Flores v. Liu, B301731 (Jan. 28, 2021)
Plaintiff developed complications after surgery and sued her doctor for negligence in recommending the surgery and in not obtaining her informed consent. During jury deliberations, the trial court instructed the jury that a finding of informed consent prevented liability for negligent recommendation of the surgery. The jury found the doctor was not negligent.

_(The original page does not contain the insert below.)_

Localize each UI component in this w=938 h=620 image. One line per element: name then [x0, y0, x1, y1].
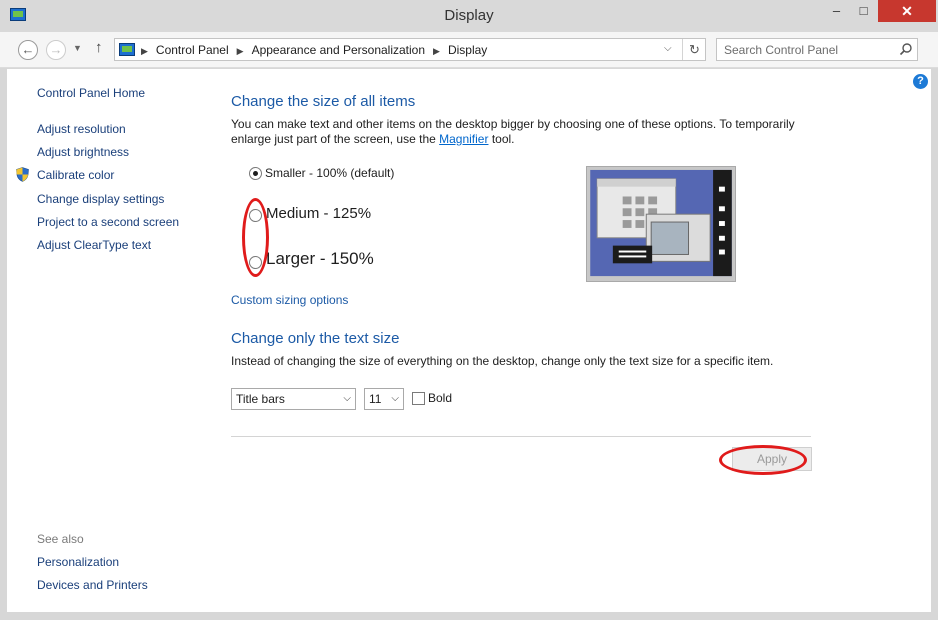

The Court of Appeal affirmed, finding the trial court’s jury instruction erroneous but not prejudicial. The Court held that a physician can be liable for negligence in recommending a procedure, even if the physician obtains the patient’s informed consent. The trial court’s erroneous instruction to the contrary did not prejudice the plaintiff, who failed to produce evidence that “no reasonable physician” would have recommended the surgical procedure to plaintiff.
The court further held that plaintiff’s evidence was insufficient, as a matter of law, to establish medical negligence because: (1) evidence of what a majority of doctors would have done does not establish the standard of care and (2) evidence of failure to perform an additional pre-surgical evaluation or workup is insufficient to prove negligence if there is no evidence establishing a “reasonable medical probability” that a further evaluation or workup would have changed the outcome.
[Disclosure: Horvitz & Levy represented the defendant on appeal in this case.]